20100618 job fair 18
A sign posted in front of a job fair outside of Chicago. - 

TEXT OF STORY

Bill Radke: Yesterday, the government reported an increase
in the number of people filing first-time claims for unemployment benefits,
more evidence that layoffs continue in painful numbers. For our series "Help Not Wanted," Marketplace's Mitchell Hartman dropped in on a job fair in Arlington Heights, a middle-class suburb of Chicago. And he met one woman -- a former pharmaceutical industry office worker -- who is finally seeing a bit of promise in her long job search.


MARSHA GOODEN: I'm Marsha Gooden, I'm a senior executive assistant.

HARTMAN: How long have you been out of work?

GOODEN: Technically since May of last year.

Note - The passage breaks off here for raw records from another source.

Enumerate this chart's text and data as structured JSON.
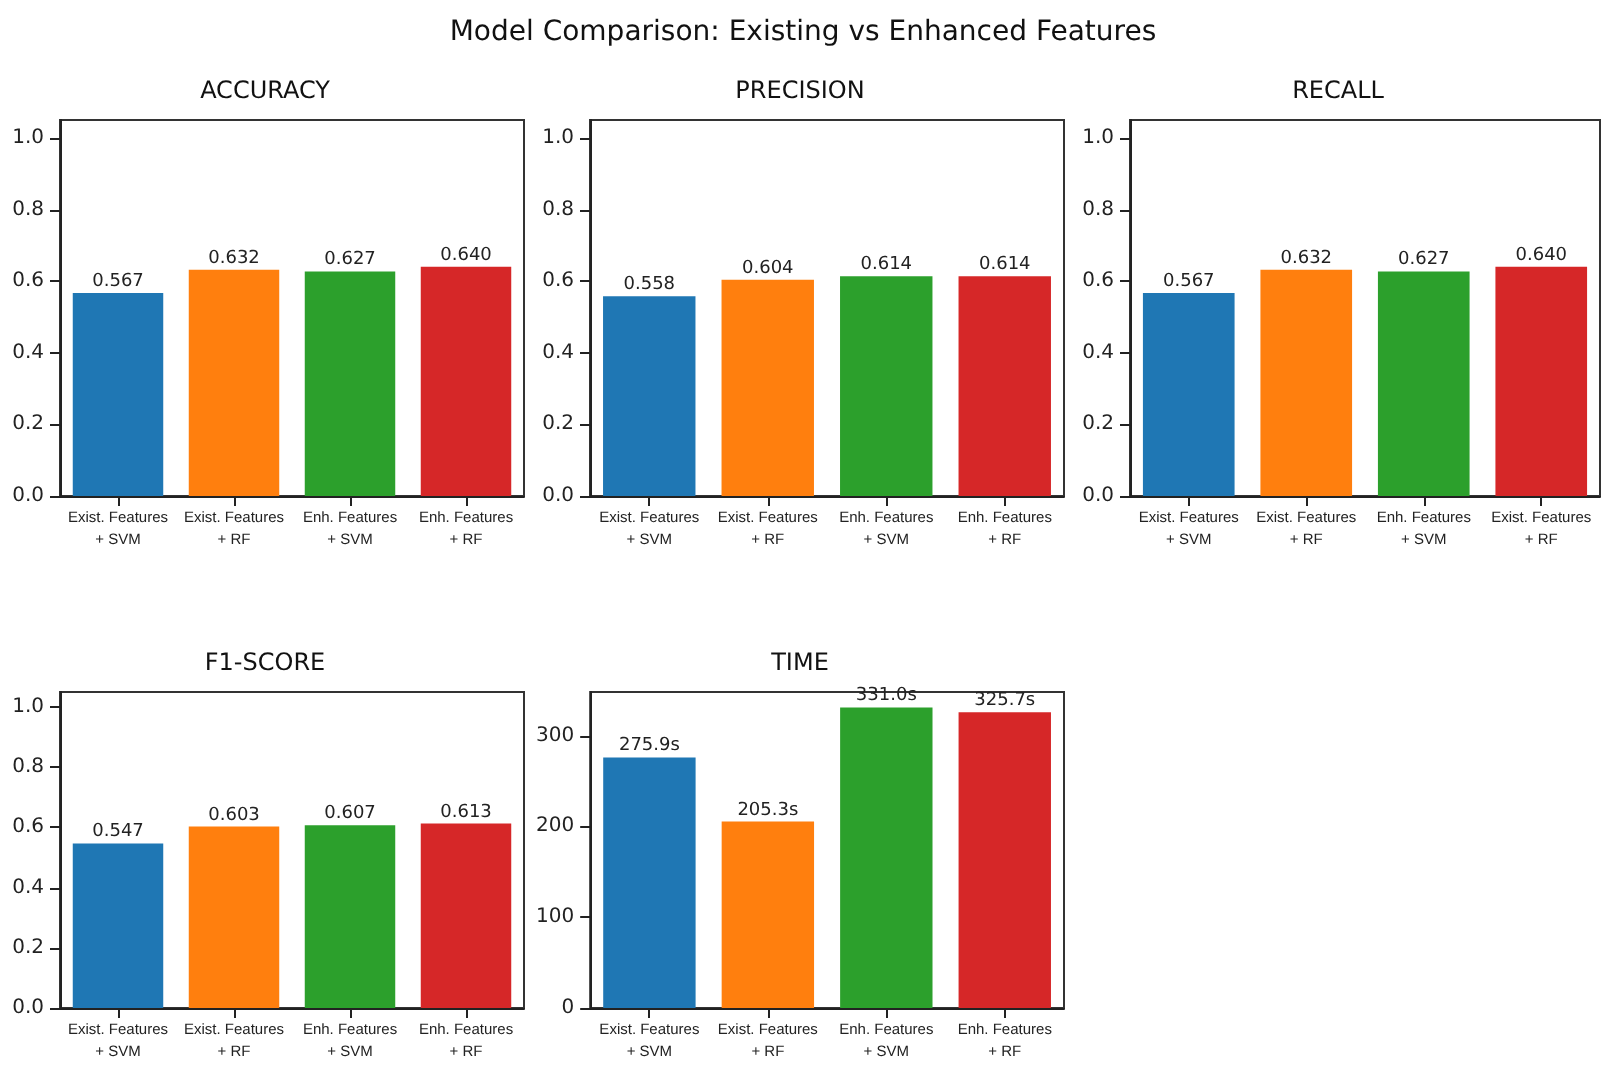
{
  "chart_data": [
    {
      "type": "other",
      "title": "Model Comparison: Existing vs Enhanced Features"
    },
    {
      "type": "bar",
      "title": "ACCURACY",
      "categories": [
        "Exist. Features\n+ SVM",
        "Exist. Features\n+ RF",
        "Enh. Features\n+ SVM",
        "Enh. Features\n+ RF"
      ],
      "values": [
        0.567,
        0.632,
        0.627,
        0.64
      ],
      "value_labels": [
        "0.567",
        "0.632",
        "0.627",
        "0.640"
      ],
      "colors": [
        "#1f77b4",
        "#ff7f0e",
        "#2ca02c",
        "#d62728"
      ],
      "ylim": [
        0,
        1.05
      ],
      "yticks": [
        "0.0",
        0.2,
        0.4,
        0.6,
        0.8,
        "1.0"
      ]
    },
    {
      "type": "bar",
      "title": "PRECISION",
      "categories": [
        "Exist. Features\n+ SVM",
        "Exist. Features\n+ RF",
        "Enh. Features\n+ SVM",
        "Enh. Features\n+ RF"
      ],
      "values": [
        0.558,
        0.604,
        0.614,
        0.614
      ],
      "value_labels": [
        "0.558",
        "0.604",
        "0.614",
        "0.614"
      ],
      "colors": [
        "#1f77b4",
        "#ff7f0e",
        "#2ca02c",
        "#d62728"
      ],
      "ylim": [
        0,
        1.05
      ],
      "yticks": [
        "0.0",
        0.2,
        0.4,
        0.6,
        0.8,
        "1.0"
      ]
    },
    {
      "type": "bar",
      "title": "RECALL",
      "categories": [
        "Exist. Features\n+ SVM",
        "Exist. Features\n+ RF",
        "Enh. Features\n+ SVM",
        "Exist. Features\n+ RF"
      ],
      "values": [
        0.567,
        0.632,
        0.627,
        0.64
      ],
      "value_labels": [
        "0.567",
        "0.632",
        "0.627",
        "0.640"
      ],
      "colors": [
        "#1f77b4",
        "#ff7f0e",
        "#2ca02c",
        "#d62728"
      ],
      "ylim": [
        0,
        1.05
      ],
      "yticks": [
        "0.0",
        0.2,
        0.4,
        0.6,
        0.8,
        "1.0"
      ]
    },
    {
      "type": "bar",
      "title": "F1-SCORE",
      "categories": [
        "Exist. Features\n+ SVM",
        "Exist. Features\n+ RF",
        "Enh. Features\n+ SVM",
        "Enh. Features\n+ RF"
      ],
      "values": [
        0.547,
        0.603,
        0.607,
        0.613
      ],
      "value_labels": [
        "0.547",
        "0.603",
        "0.607",
        "0.613"
      ],
      "colors": [
        "#1f77b4",
        "#ff7f0e",
        "#2ca02c",
        "#d62728"
      ],
      "ylim": [
        0,
        1.05
      ],
      "yticks": [
        "0.0",
        0.2,
        0.4,
        0.6,
        0.8,
        "1.0"
      ]
    },
    {
      "type": "bar",
      "title": "TIME",
      "categories": [
        "Exist. Features\n+ SVM",
        "Exist. Features\n+ RF",
        "Enh. Features\n+ SVM",
        "Enh. Features\n+ RF"
      ],
      "values": [
        275.9,
        205.3,
        331.0,
        325.7
      ],
      "value_labels": [
        "275.9s",
        "205.3s",
        "331.0s",
        "325.7s"
      ],
      "colors": [
        "#1f77b4",
        "#ff7f0e",
        "#2ca02c",
        "#d62728"
      ],
      "ylim": [
        0,
        348
      ],
      "yticks": [
        0,
        100,
        200,
        300
      ]
    }
  ]
}
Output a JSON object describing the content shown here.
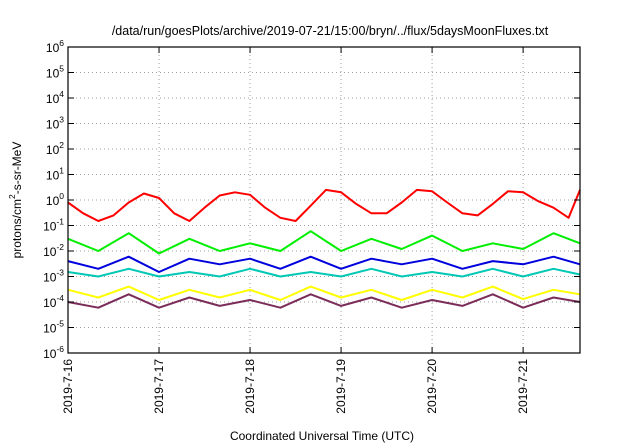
{
  "chart_data": {
    "type": "line",
    "title": "/data/run/goesPlots/archive/2019-07-21/15:00/bryn/../flux/5daysMoonFluxes.txt",
    "xlabel": "Coordinated Universal Time (UTC)",
    "ylabel": "protons/cm²-s-sr-MeV",
    "ylabel_parts": {
      "pre": "protons/cm",
      "sup": "2",
      "post": "-s-sr-MeV"
    },
    "y_scale": "log",
    "ylim": [
      1e-06,
      1000000.0
    ],
    "y_ticks": [
      {
        "base": "10",
        "exp": "-6"
      },
      {
        "base": "10",
        "exp": "-5"
      },
      {
        "base": "10",
        "exp": "-4"
      },
      {
        "base": "10",
        "exp": "-3"
      },
      {
        "base": "10",
        "exp": "-2"
      },
      {
        "base": "10",
        "exp": "-1"
      },
      {
        "base": "10",
        "exp": "0"
      },
      {
        "base": "10",
        "exp": "1"
      },
      {
        "base": "10",
        "exp": "2"
      },
      {
        "base": "10",
        "exp": "3"
      },
      {
        "base": "10",
        "exp": "4"
      },
      {
        "base": "10",
        "exp": "5"
      },
      {
        "base": "10",
        "exp": "6"
      }
    ],
    "x_ticks": [
      "2019-7-16",
      "2019-7-17",
      "2019-7-18",
      "2019-7-19",
      "2019-7-20",
      "2019-7-21"
    ],
    "xlim": [
      "2019-07-16 00:00",
      "2019-07-21 15:00"
    ],
    "grid": true,
    "series": [
      {
        "color": "#ff0000",
        "x": [
          "2019-07-16 00:00",
          "2019-07-16 04:00",
          "2019-07-16 08:00",
          "2019-07-16 12:00",
          "2019-07-16 16:00",
          "2019-07-16 20:00",
          "2019-07-17 00:00",
          "2019-07-17 04:00",
          "2019-07-17 08:00",
          "2019-07-17 12:00",
          "2019-07-17 16:00",
          "2019-07-17 20:00",
          "2019-07-18 00:00",
          "2019-07-18 04:00",
          "2019-07-18 08:00",
          "2019-07-18 12:00",
          "2019-07-18 16:00",
          "2019-07-18 20:00",
          "2019-07-19 00:00",
          "2019-07-19 04:00",
          "2019-07-19 08:00",
          "2019-07-19 12:00",
          "2019-07-19 16:00",
          "2019-07-19 20:00",
          "2019-07-20 00:00",
          "2019-07-20 04:00",
          "2019-07-20 08:00",
          "2019-07-20 12:00",
          "2019-07-20 16:00",
          "2019-07-20 20:00",
          "2019-07-21 00:00",
          "2019-07-21 04:00",
          "2019-07-21 08:00",
          "2019-07-21 12:00",
          "2019-07-21 15:00"
        ],
        "values": [
          0.8,
          0.3,
          0.15,
          0.25,
          0.8,
          1.8,
          1.2,
          0.3,
          0.15,
          0.5,
          1.5,
          2.0,
          1.6,
          0.5,
          0.2,
          0.15,
          0.6,
          2.5,
          2.0,
          0.7,
          0.3,
          0.3,
          0.8,
          2.5,
          2.2,
          0.8,
          0.3,
          0.25,
          0.7,
          2.2,
          2.0,
          0.9,
          0.5,
          0.2,
          2.5
        ]
      },
      {
        "color": "#00ee00",
        "x": [
          "2019-07-16 00:00",
          "2019-07-16 08:00",
          "2019-07-16 16:00",
          "2019-07-17 00:00",
          "2019-07-17 08:00",
          "2019-07-17 16:00",
          "2019-07-18 00:00",
          "2019-07-18 08:00",
          "2019-07-18 16:00",
          "2019-07-19 00:00",
          "2019-07-19 08:00",
          "2019-07-19 16:00",
          "2019-07-20 00:00",
          "2019-07-20 08:00",
          "2019-07-20 16:00",
          "2019-07-21 00:00",
          "2019-07-21 08:00",
          "2019-07-21 15:00"
        ],
        "values": [
          0.03,
          0.01,
          0.05,
          0.008,
          0.03,
          0.01,
          0.02,
          0.01,
          0.06,
          0.01,
          0.03,
          0.012,
          0.04,
          0.01,
          0.02,
          0.012,
          0.05,
          0.02
        ]
      },
      {
        "color": "#0000dd",
        "x": [
          "2019-07-16 00:00",
          "2019-07-16 08:00",
          "2019-07-16 16:00",
          "2019-07-17 00:00",
          "2019-07-17 08:00",
          "2019-07-17 16:00",
          "2019-07-18 00:00",
          "2019-07-18 08:00",
          "2019-07-18 16:00",
          "2019-07-19 00:00",
          "2019-07-19 08:00",
          "2019-07-19 16:00",
          "2019-07-20 00:00",
          "2019-07-20 08:00",
          "2019-07-20 16:00",
          "2019-07-21 00:00",
          "2019-07-21 08:00",
          "2019-07-21 15:00"
        ],
        "values": [
          0.004,
          0.002,
          0.006,
          0.0015,
          0.005,
          0.003,
          0.005,
          0.002,
          0.006,
          0.002,
          0.005,
          0.003,
          0.005,
          0.002,
          0.004,
          0.003,
          0.006,
          0.003
        ]
      },
      {
        "color": "#00c8b4",
        "x": [
          "2019-07-16 00:00",
          "2019-07-16 08:00",
          "2019-07-16 16:00",
          "2019-07-17 00:00",
          "2019-07-17 08:00",
          "2019-07-17 16:00",
          "2019-07-18 00:00",
          "2019-07-18 08:00",
          "2019-07-18 16:00",
          "2019-07-19 00:00",
          "2019-07-19 08:00",
          "2019-07-19 16:00",
          "2019-07-20 00:00",
          "2019-07-20 08:00",
          "2019-07-20 16:00",
          "2019-07-21 00:00",
          "2019-07-21 08:00",
          "2019-07-21 15:00"
        ],
        "values": [
          0.0015,
          0.001,
          0.002,
          0.001,
          0.0015,
          0.001,
          0.002,
          0.001,
          0.0015,
          0.001,
          0.002,
          0.001,
          0.0015,
          0.001,
          0.002,
          0.001,
          0.002,
          0.0012
        ]
      },
      {
        "color": "#ffff00",
        "x": [
          "2019-07-16 00:00",
          "2019-07-16 08:00",
          "2019-07-16 16:00",
          "2019-07-17 00:00",
          "2019-07-17 08:00",
          "2019-07-17 16:00",
          "2019-07-18 00:00",
          "2019-07-18 08:00",
          "2019-07-18 16:00",
          "2019-07-19 00:00",
          "2019-07-19 08:00",
          "2019-07-19 16:00",
          "2019-07-20 00:00",
          "2019-07-20 08:00",
          "2019-07-20 16:00",
          "2019-07-21 00:00",
          "2019-07-21 08:00",
          "2019-07-21 15:00"
        ],
        "values": [
          0.0003,
          0.00015,
          0.0004,
          0.00012,
          0.0003,
          0.00015,
          0.0003,
          0.00012,
          0.0004,
          0.00015,
          0.0003,
          0.00012,
          0.0003,
          0.00015,
          0.0004,
          0.00013,
          0.0003,
          0.0002
        ]
      },
      {
        "color": "#7b2d5a",
        "x": [
          "2019-07-16 00:00",
          "2019-07-16 08:00",
          "2019-07-16 16:00",
          "2019-07-17 00:00",
          "2019-07-17 08:00",
          "2019-07-17 16:00",
          "2019-07-18 00:00",
          "2019-07-18 08:00",
          "2019-07-18 16:00",
          "2019-07-19 00:00",
          "2019-07-19 08:00",
          "2019-07-19 16:00",
          "2019-07-20 00:00",
          "2019-07-20 08:00",
          "2019-07-20 16:00",
          "2019-07-21 00:00",
          "2019-07-21 08:00",
          "2019-07-21 15:00"
        ],
        "values": [
          0.0001,
          6e-05,
          0.0002,
          6e-05,
          0.00015,
          7e-05,
          0.00012,
          6e-05,
          0.0002,
          7e-05,
          0.00015,
          6e-05,
          0.00012,
          7e-05,
          0.0002,
          6e-05,
          0.00015,
          0.0001
        ]
      }
    ]
  }
}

I was called back to work in October and worked for one day, and nothing since then.

HARTMAN: Is it encouraging or discouraging to see, at least, I don't know, 12 tables of offering jobs here, but also a lot of people.

GOODEN: It's actually encouraging, except for the fact that they're not offering very many jobs in my field.

HARTMAN: And what are you seeing here?

GOODEN: Manufacturing jobs, part-time work, and IT.

HARTMAN: How many jobs do you usually apply for?

GOODEN: Goodness, right around 150, maybe 170. I've got a good notebook full of cover letters I've written. All the background information about jobs, I don't even keep count. I've gotten three responses, and they say things like "We've interviewed a lot of people, if we think you're qualified we'll get back to you." And I'm qualified, otherwise I wouldn't have applied. I think once the employment situation loosens or softens, that more companies will hire for the type of work that I do. What I find myself saying most often is, "Boy, I'll be glad when this is over." Because I have to see light at the end of the tunnel, otherwise, what's the point in coming out here.